Rights group: Afghan women institutionally oppressed

Rights group: Afghan women institutionally oppressed

(AFP) Hundreds of Afghan women are languishing in prison having been accused or convicted of so-called “moral crimes”, including “running away” and having sex outside marriage, campaign group Human Rights Watch said Wednesday.

The report released in Kabul, I Had to Run Away, said that President Hamid Karzai’s Western-backed government had failed to fulfill its obligations under international human rights laws.


The report estimated there are a total of 400 women in prison and girls in juvenile detention facilities for offences including “running away”, which was not a crime under the Afghan penal code.



In a deeply conservative society many of the 58 inmates interviewed for the report expressed fears that they could be murdered by their families for reasons of “honour” after they were released.

HRW quoted one 17-year-old inmate named as Khalida P, imprisoned for running away with a boy her parents had forbidden her to marry, as saying: “My parents come every week on visiting day. Every time they tell me that very soon they will pay the prison staff to give me to them, and then they will kill me.”

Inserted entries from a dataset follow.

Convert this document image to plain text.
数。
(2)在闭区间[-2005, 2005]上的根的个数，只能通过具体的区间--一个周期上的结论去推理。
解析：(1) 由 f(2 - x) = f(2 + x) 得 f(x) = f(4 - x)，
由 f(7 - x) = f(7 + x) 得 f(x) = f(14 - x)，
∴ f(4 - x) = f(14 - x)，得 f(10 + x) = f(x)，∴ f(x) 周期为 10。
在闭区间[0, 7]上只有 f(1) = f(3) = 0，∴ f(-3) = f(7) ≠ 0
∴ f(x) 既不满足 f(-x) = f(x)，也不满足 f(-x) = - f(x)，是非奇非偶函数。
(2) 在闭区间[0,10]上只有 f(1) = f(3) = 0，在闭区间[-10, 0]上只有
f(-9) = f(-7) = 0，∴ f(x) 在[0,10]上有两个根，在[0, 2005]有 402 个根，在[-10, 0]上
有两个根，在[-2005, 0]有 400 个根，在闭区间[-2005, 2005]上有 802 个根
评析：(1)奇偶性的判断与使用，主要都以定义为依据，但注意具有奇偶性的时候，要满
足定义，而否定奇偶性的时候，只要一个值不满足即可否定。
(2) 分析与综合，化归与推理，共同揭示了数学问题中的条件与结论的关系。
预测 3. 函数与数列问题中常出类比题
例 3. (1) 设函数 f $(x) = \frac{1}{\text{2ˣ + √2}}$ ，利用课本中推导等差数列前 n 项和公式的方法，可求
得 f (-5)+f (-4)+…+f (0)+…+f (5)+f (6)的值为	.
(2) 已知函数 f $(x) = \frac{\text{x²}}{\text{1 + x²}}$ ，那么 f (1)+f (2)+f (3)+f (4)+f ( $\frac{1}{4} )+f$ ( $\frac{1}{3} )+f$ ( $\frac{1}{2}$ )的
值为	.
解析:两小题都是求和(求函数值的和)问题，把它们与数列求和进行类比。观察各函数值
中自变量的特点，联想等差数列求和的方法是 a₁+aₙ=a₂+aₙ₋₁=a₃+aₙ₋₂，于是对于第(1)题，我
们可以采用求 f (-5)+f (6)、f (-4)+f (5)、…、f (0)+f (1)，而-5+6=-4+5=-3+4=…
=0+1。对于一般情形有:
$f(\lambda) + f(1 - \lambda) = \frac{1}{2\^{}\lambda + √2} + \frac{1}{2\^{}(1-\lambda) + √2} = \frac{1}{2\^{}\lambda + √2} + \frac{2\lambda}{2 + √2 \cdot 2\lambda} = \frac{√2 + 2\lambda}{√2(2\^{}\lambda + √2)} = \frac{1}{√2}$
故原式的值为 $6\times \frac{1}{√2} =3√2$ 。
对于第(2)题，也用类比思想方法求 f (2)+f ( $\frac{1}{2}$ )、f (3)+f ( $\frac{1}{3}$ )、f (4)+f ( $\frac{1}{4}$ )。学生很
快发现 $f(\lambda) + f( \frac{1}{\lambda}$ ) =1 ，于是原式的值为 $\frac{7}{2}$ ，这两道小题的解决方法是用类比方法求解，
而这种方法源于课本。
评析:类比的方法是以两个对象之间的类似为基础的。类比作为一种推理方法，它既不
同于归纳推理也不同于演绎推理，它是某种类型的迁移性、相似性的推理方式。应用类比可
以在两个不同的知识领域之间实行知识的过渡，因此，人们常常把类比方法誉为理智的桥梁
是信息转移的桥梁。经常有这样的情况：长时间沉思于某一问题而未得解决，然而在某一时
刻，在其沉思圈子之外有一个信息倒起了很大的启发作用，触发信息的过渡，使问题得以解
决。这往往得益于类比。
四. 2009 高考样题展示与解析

The report also cited a woman sentenced to three years in prison after fleeing a father-in-law who raped her and had her brother murdered as saying: “I am happy in here. Here I am not afraid because I know no-one is coming in the night to kill me.”

Karzai has regularly issued pardons for women convicted of “moral crimes”, but HRW researcher Heather Barr said: “It’s nice that he does this but it doesn’t make up for something that’s an injustice in the first place.


The position of women in Afghanistan has improved dramatically since the fall of the Taliban, with the number of girls in education soaring.

But earlier this month Karzai endorsed an edict by the Afghan Ulema Council, the country’s highest Islamic authority, saying that women were worth less than men.

It said women should avoid “mingling with strange men in various social activities such as education, in bazaars, in offices and other aspects of life”, effectively implying that women should not go to university or to work at all

It also stated that “teasing, harassing and beating women” was prohibited “without a sharia-compliant reason” — leaving open the suggestion that in some circumstances, domestic abuse was appropriate.

Karzai said the ruling “reiterated Islamic principles and values”.

Barr said that with the West preparing to scale down its presence in Afghanistan, the president was looking to “put a more conservative foot forward” and send signals to both the Taliban and powerful traditionalist Afghans “as he tries to assess how he’s going to survive the next couple of years”.